I recently read a poem that
described a lot of my feelings. This woman describes her experience going to a
book store after her newborn died. Instead of buying a book about babies,
she was buying a book about grief.
"The titles inviting me to join
their band
of broken hearts and shattered lives.
I want to
scream-I do not belong here!
...I choose the book on grief
and lay it
on the counter like an unclean thing.
The eyes
have changed, they look away,
no longer
wanting to see inside you.
They secret
my purchase away
but I am not
concealed
I have been
torn open for all to see..."
Remember in high school when you were able to take part in extracurricular activities...some of them being clubs. There was FHA, FFA, NHS, Key Club, chess, etc. What if you showed up on the first day of your freshman year, and they randomly selected students to be in certain clubs? You didn't get to choose. Well... no one would like that. The whole point of these clubs is to find something that suits you and helps you interact with like minded people. What if, for example, there was a toilet cleaning club. 5 out of 2000 students were selected and were in charge of cleaning toilets every Wednesday for 3 hours after school. Students in this club wouldn't be able to be part of any other club for the duration of their high school experience.
I feel like I am a new member of a club that no one wants to belong to. It is the club of mothers whose babies have died. People shudder, sometimes literally, when they hear about this club. They say, "I can't even imagine."
No.......you really can't imagine.
I imagined
and imagined and imagined from July until November, and I couldn't have
imagined how this would be. It is a small band of sad women, who feel
relegated to dark, lonely place. They thought they would be in the club of
"New Mothers," which makes the contrast seem even more
unbearable. They are on the outskirts of the rest of the population; just
in seeing and hearing distance from the "New Mothers" club they had
planned on joining. This club looks sickly and feels like death, and
everyone in this club has thought that death would be preferable to this place
on at least one occasion.
There isn't much to look at in our club besides empty arms and shattered dreams, so a lot of women find themselves
looking longingly towards different clubs...but mostly just the one club.
Many people like clubs of one kind of another. I'm not sure we call them "clubs," but that is what they are. Here are some easy bumper sticker examples.

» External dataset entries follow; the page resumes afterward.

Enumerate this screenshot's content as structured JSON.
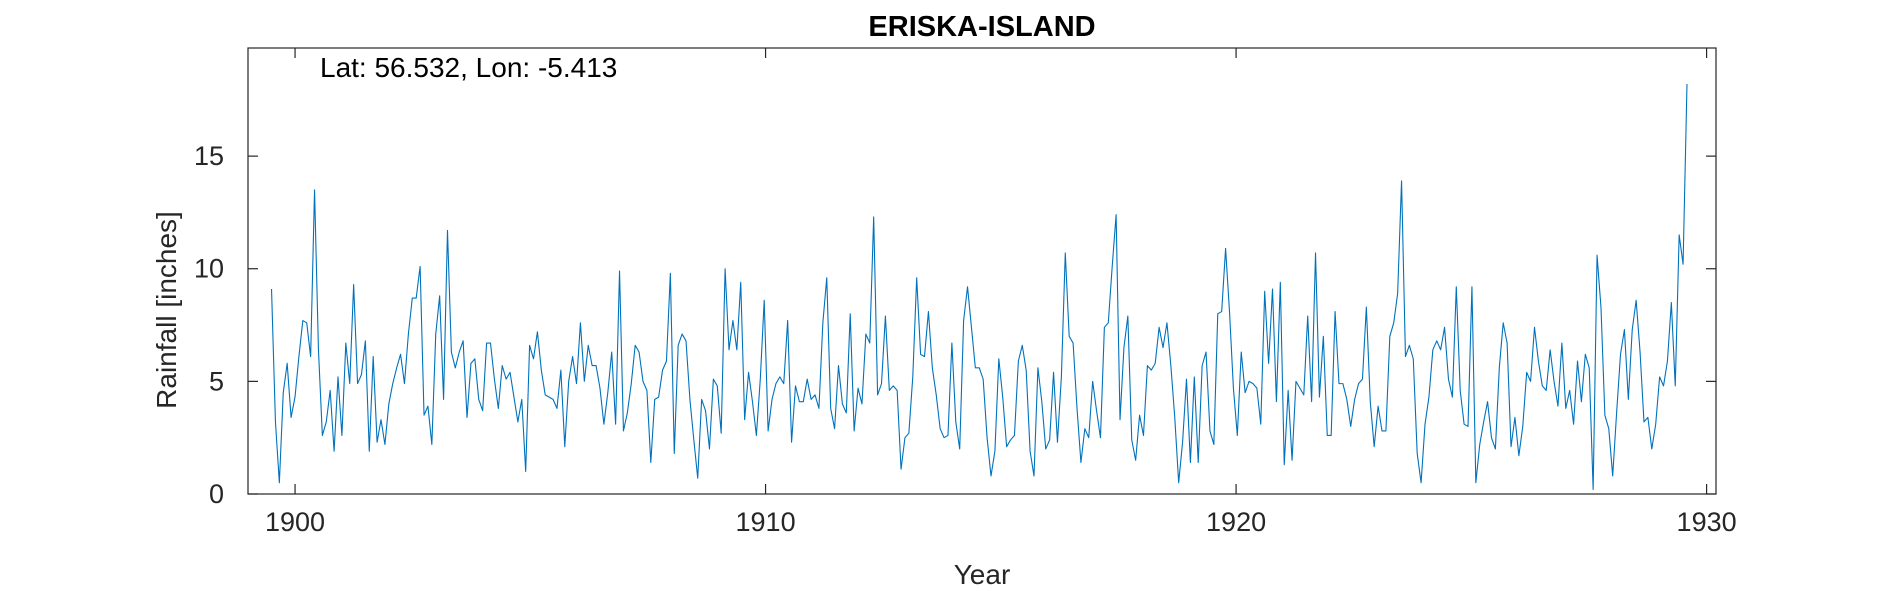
{
  "chart_data": {
    "type": "line",
    "title": "ERISKA-ISLAND",
    "annotation": "Lat: 56.532, Lon: -5.413",
    "xlabel": "Year",
    "ylabel": "Rainfall [inches]",
    "xlim": [
      1899,
      1930.2
    ],
    "ylim": [
      0,
      19.8
    ],
    "xticks": [
      1900,
      1910,
      1920,
      1930
    ],
    "yticks": [
      0,
      5,
      10,
      15
    ],
    "grid": false,
    "line_color": "#0072BD",
    "x_start": "1899-07",
    "x_end": "1929-08",
    "series": [
      {
        "name": "",
        "values": [
          9.1,
          3.2,
          0.5,
          4.5,
          5.8,
          3.4,
          4.3,
          6.1,
          7.7,
          7.6,
          6.1,
          13.5,
          6.4,
          2.6,
          3.2,
          4.6,
          1.9,
          5.2,
          2.6,
          6.7,
          4.9,
          9.3,
          4.9,
          5.3,
          6.8,
          1.9,
          6.1,
          2.3,
          3.3,
          2.2,
          4.0,
          4.9,
          5.6,
          6.2,
          4.9,
          7.1,
          8.7,
          8.7,
          10.1,
          3.5,
          3.9,
          2.2,
          7.1,
          8.8,
          4.2,
          11.7,
          6.3,
          5.6,
          6.3,
          6.8,
          3.4,
          5.8,
          6.0,
          4.2,
          3.7,
          6.7,
          6.7,
          5.1,
          3.8,
          5.7,
          5.1,
          5.4,
          4.3,
          3.2,
          4.2,
          1.0,
          6.6,
          6.0,
          7.2,
          5.5,
          4.4,
          4.3,
          4.2,
          3.8,
          5.5,
          2.1,
          5.0,
          6.1,
          4.9,
          7.6,
          5.0,
          6.6,
          5.7,
          5.7,
          4.7,
          3.1,
          4.5,
          6.3,
          3.1,
          9.9,
          2.8,
          3.6,
          4.9,
          6.6,
          6.3,
          5.0,
          4.6,
          1.4,
          4.2,
          4.3,
          5.5,
          5.9,
          9.8,
          1.8,
          6.6,
          7.1,
          6.8,
          4.2,
          2.4,
          0.7,
          4.2,
          3.7,
          2.0,
          5.1,
          4.8,
          2.7,
          10.0,
          6.4,
          7.7,
          6.4,
          9.4,
          3.3,
          5.4,
          4.1,
          2.6,
          5.1,
          8.6,
          2.8,
          4.2,
          4.9,
          5.2,
          4.9,
          7.7,
          2.3,
          4.8,
          4.1,
          4.1,
          5.1,
          4.2,
          4.4,
          3.8,
          7.6,
          9.6,
          3.8,
          2.9,
          5.7,
          4.0,
          3.6,
          8.0,
          2.8,
          4.7,
          4.0,
          7.1,
          6.7,
          12.3,
          4.4,
          4.9,
          7.9,
          4.6,
          4.8,
          4.6,
          1.1,
          2.5,
          2.7,
          5.2,
          9.6,
          6.2,
          6.1,
          8.1,
          5.6,
          4.4,
          2.9,
          2.5,
          2.6,
          6.7,
          3.2,
          2.0,
          7.7,
          9.2,
          7.4,
          5.6,
          5.6,
          5.1,
          2.5,
          0.8,
          1.9,
          6.0,
          4.3,
          2.1,
          2.4,
          2.6,
          5.9,
          6.6,
          5.5,
          1.9,
          0.8,
          5.6,
          4.1,
          2.0,
          2.4,
          5.4,
          2.3,
          5.2,
          10.7,
          7.0,
          6.7,
          3.8,
          1.4,
          2.9,
          2.5,
          5.0,
          3.7,
          2.5,
          7.4,
          7.6,
          10.1,
          12.4,
          3.3,
          6.5,
          7.9,
          2.4,
          1.5,
          3.5,
          2.6,
          5.7,
          5.5,
          5.8,
          7.4,
          6.5,
          7.6,
          5.7,
          3.4,
          0.5,
          2.3,
          5.1,
          1.4,
          5.2,
          1.4,
          5.7,
          6.3,
          2.8,
          2.2,
          8.0,
          8.1,
          10.9,
          8.1,
          4.7,
          2.6,
          6.3,
          4.5,
          5.0,
          4.9,
          4.7,
          3.1,
          9.0,
          5.8,
          9.1,
          4.1,
          9.4,
          1.3,
          4.6,
          1.5,
          5.0,
          4.7,
          4.4,
          7.9,
          4.1,
          10.7,
          4.3,
          7.0,
          2.6,
          2.6,
          8.1,
          4.9,
          4.9,
          4.2,
          3.0,
          4.2,
          4.9,
          5.1,
          8.3,
          4.1,
          2.1,
          3.9,
          2.8,
          2.8,
          7.0,
          7.6,
          8.9,
          13.9,
          6.1,
          6.6,
          6.0,
          1.8,
          0.5,
          3.1,
          4.3,
          6.4,
          6.8,
          6.4,
          7.4,
          5.1,
          4.3,
          9.2,
          4.6,
          3.1,
          3.0,
          9.2,
          0.5,
          2.2,
          3.2,
          4.1,
          2.5,
          2.0,
          5.6,
          7.6,
          6.7,
          2.1,
          3.4,
          1.7,
          3.0,
          5.4,
          5.0,
          7.4,
          5.9,
          4.8,
          4.6,
          6.4,
          5.0,
          3.9,
          6.7,
          3.8,
          4.6,
          3.1,
          5.9,
          4.1,
          6.2,
          5.6,
          0.2,
          10.6,
          8.3,
          3.5,
          2.9,
          0.8,
          3.6,
          6.2,
          7.3,
          4.2,
          7.3,
          8.6,
          6.3,
          3.2,
          3.4,
          2.0,
          3.1,
          5.2,
          4.8,
          5.9,
          8.5,
          4.8,
          11.5,
          10.2,
          18.2
        ]
      }
    ]
  }
}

I am in the "RAGNAR" club. I am in the "LOTOJA" club. I am in the "My child is an Honor Student" club. I am in the "Baby on Board" club. I am in the "Obama Hater" club. You don't see bumper stickers that say: I am in the "sit on the couch and eat Cheetos all day" club. I am in the "my child gets C's and D's club." I am in the "I forgot to vote on election day" club. Or even worse: I am in the "infertility" club. I am in the "Yearning to be Married" club. We don't want to brag about those things. We don't like being in those clubs. We like to take credit for all the "good" clubs we are in, but don't put a spotlight on the clubs we don't like. There is no bragging in the club I belong to. No one wanted to be a member.
When someone new joins the club we all weep when they arrive. We never want anyone else to come and join us. We would rather everyone was in the "New Mothers" club even if we can't be there. When you first arrive, it feels wretchedly unfair that you have to be here at all. You are happy there is support and love, but you can't get over the fact that you hate this place. You hate that you are a lifetime member.
You do different things in this club. Going to the cemetery on holidays has become a new tradition for many of us. You are grateful you have a place to go, but feel too young to be there in the first place. On the 23rd of December we went "shopping" for headstones. It was as unpleasant as it sounds. I was bitter that my holiday "shopping" was limited to this right now. Who in the world does that when they are only 33? Someone in my club does that.
For Christmas, I was planning on buying tiny shoes and socks for my bundle of joy. Instead I got to buy a wreath to put on his grave. When I imagined spending Christmas with my new baby, this isn't what I had in mind. When you get gifts you don't get sweet little outfits and diapers. You get books about grieving and calming bath salts. Because you actually have time to read books and take baths every night now that your baby is gone. Please don't think I am ungrateful for the above gifts. I most definitely am grateful. I need those things in abundance right now and I truly appreciate them. I am just sad that I am in the club that has to receive those gifts. When someone picks out a card for me they don't go to the "welcome baby" area. They go to the sympathy and condolence section. I only know because I recently bought a card for someone in that area and it seemed like a cruel irony.
There are initiation requirements for some clubs. In the "New Mothers" club you are initiated with nursing problems, sleepless nights and a post baby body. In my club, you still have your milk come in, but no baby to feed. You still have sleepless nights, but not because you are snuggling your baby. You usually have a post baby body too, but no baby to validate that either.
My friends say I still belong to their "club," but I know I don't. I can't anymore. At least not right now. I feel like I have been marked. I will always be here, but someday I can be part of other clubs again. Clubs of my choosing, hopefully.